The problem is that the Russian Civil Code says that while warranties pertaining to the subject matter of a contract - in this case the shares being acquired - are enforceable, warranties covering the company, its business and other issues not directly relating to the status of the shares themselves are not. While the actual interpretation of the law is not entirely clear, a Russian court would probably strike down any claims based on these warranties.

By the same token, if you hope to protect your investment into a Russian company with a shareholder agreement, you could find yourself in deep water if you ever need to resort to that agreement in a dispute. Under Russian law, provisions contained in any agreement that conflict with Russian legislation - including drag-along rights, put/calls, and other staples of Western-style shareholder agreements - are unenforceable. Even if the agreement is governed by foreign law and provides for offshore arbitration, an arbitral award attempting to enforce such conflicting provisions in Russia could be put aside by a Russian court as contrary to public policy.

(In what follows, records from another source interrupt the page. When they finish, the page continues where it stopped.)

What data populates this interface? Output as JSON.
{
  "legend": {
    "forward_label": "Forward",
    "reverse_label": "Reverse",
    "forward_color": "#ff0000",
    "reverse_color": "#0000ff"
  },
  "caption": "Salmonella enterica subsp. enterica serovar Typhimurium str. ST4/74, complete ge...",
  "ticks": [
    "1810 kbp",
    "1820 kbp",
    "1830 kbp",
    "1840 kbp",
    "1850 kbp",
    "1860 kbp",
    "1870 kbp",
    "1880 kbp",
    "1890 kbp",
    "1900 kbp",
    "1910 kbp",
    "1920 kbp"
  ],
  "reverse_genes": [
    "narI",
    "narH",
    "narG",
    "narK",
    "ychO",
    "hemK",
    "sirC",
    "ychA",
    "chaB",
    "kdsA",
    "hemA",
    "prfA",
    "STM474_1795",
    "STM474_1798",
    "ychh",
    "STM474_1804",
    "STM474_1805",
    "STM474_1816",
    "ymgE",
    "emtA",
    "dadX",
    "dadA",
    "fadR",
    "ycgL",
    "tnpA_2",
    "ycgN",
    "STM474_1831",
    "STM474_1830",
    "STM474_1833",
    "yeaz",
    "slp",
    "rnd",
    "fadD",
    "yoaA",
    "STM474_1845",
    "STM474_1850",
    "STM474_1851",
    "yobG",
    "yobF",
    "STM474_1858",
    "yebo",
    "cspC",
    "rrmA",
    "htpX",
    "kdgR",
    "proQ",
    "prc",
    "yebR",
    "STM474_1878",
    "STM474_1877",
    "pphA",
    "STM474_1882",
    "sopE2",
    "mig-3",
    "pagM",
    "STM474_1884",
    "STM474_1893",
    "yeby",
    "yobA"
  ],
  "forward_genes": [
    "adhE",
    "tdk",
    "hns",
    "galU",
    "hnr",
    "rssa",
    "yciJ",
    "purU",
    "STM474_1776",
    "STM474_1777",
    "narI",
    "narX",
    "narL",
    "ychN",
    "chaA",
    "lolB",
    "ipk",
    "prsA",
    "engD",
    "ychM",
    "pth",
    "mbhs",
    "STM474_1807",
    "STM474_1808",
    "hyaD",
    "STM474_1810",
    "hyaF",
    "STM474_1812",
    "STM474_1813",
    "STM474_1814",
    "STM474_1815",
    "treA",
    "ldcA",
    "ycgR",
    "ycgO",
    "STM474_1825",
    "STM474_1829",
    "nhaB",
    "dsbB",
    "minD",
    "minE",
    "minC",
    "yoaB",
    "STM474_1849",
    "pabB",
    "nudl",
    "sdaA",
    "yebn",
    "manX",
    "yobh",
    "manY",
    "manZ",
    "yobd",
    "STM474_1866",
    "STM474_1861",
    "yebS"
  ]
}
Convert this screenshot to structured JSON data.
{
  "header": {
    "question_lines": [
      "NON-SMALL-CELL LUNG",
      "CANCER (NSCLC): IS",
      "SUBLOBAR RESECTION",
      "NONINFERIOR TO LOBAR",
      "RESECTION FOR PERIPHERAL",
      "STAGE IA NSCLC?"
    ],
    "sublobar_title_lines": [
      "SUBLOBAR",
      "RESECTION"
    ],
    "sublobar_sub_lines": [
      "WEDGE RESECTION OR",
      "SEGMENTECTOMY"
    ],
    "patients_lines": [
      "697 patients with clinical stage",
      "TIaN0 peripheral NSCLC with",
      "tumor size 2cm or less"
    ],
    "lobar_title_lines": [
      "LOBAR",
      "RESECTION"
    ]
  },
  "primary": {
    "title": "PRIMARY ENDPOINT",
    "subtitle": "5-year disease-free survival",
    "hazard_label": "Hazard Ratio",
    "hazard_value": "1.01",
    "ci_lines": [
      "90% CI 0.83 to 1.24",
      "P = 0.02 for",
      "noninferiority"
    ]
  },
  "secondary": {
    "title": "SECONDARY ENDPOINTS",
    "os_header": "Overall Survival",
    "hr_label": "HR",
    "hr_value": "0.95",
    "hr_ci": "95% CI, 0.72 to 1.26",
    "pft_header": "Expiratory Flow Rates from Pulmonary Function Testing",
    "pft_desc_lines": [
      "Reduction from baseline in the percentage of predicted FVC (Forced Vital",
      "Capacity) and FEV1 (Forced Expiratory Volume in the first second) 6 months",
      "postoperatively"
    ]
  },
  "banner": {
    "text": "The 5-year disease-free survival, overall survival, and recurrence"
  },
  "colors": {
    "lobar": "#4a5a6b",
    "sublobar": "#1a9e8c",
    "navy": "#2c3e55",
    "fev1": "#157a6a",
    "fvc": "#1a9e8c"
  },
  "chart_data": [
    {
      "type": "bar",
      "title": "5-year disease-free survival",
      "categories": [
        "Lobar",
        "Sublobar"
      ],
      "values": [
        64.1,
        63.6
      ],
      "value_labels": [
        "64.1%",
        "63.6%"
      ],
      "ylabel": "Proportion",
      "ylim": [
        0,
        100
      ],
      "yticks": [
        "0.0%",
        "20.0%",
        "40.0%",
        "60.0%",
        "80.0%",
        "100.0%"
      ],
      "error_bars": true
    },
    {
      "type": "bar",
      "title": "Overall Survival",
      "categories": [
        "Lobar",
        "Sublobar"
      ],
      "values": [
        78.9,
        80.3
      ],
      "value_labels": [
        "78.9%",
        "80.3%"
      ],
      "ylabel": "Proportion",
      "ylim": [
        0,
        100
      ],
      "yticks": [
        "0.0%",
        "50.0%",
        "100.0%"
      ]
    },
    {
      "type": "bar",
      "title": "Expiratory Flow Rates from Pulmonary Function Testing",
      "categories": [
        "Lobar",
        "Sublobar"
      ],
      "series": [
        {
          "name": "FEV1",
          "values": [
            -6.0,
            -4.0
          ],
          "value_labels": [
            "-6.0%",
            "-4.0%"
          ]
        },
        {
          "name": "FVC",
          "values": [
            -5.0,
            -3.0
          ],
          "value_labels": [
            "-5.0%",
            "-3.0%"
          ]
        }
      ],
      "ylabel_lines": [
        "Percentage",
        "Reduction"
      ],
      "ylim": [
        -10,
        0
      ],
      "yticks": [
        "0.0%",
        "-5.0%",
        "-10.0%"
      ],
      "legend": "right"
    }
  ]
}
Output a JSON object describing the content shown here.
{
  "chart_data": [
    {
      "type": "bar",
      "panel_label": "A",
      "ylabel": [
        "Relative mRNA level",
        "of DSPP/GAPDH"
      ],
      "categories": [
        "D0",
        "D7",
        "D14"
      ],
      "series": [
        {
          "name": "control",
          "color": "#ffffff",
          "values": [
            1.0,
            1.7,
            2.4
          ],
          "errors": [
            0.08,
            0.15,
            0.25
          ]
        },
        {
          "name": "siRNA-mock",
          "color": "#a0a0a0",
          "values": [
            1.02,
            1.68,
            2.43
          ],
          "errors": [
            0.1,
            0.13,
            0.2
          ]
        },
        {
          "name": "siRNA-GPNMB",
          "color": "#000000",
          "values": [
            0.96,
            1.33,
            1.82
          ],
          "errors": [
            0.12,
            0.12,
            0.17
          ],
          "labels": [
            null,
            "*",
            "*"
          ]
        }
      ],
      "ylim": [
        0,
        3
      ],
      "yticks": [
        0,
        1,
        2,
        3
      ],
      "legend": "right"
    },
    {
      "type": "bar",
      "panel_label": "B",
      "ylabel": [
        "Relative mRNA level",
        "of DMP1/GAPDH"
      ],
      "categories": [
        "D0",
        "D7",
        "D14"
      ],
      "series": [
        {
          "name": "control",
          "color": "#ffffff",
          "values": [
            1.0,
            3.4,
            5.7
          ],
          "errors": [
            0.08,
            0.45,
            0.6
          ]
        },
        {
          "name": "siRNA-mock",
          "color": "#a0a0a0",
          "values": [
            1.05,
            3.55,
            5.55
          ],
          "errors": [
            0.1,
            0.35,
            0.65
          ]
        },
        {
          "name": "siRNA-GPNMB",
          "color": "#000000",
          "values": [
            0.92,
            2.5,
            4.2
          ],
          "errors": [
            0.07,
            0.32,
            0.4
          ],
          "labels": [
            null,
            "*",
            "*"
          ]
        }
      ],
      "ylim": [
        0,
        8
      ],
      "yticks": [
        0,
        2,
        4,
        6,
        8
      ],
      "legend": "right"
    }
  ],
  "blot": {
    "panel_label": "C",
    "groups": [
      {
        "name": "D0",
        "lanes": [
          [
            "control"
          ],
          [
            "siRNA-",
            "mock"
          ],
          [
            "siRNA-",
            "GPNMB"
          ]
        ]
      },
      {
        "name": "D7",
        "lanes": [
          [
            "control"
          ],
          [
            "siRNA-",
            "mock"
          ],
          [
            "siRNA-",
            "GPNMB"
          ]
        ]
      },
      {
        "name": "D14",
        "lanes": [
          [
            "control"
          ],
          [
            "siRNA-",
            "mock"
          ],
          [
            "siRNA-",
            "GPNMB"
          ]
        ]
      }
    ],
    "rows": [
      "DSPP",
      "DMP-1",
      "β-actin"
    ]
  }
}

While current Russian legislation makes implementing the protections normally expected by international investors difficult, it is possible to work around the shortcomings of Russian law by ticking off the following items:

1. Invest through an offshore holding company: Structuring your investment through an offshore holding company increases the likelihood that your negotiated rights will be enforceable. Because of beneficial tax treaties with Russia, favourite foreign domiciles for offshore companies are Cyprus, Luxembourg and the Netherlands. Similarly, tax-free jurisdictions like the British Virgin Islands (BVI) are also popular. These jurisdictions have robust bodies of corporate law and flexible forms of companies. However, because both Cyprus and the BVI are common law jurisdictions with corporate laws based on the English Companies Act, the legal systems in these countries are significantly more flexible in terms of administration and governance than their civil law counterparts.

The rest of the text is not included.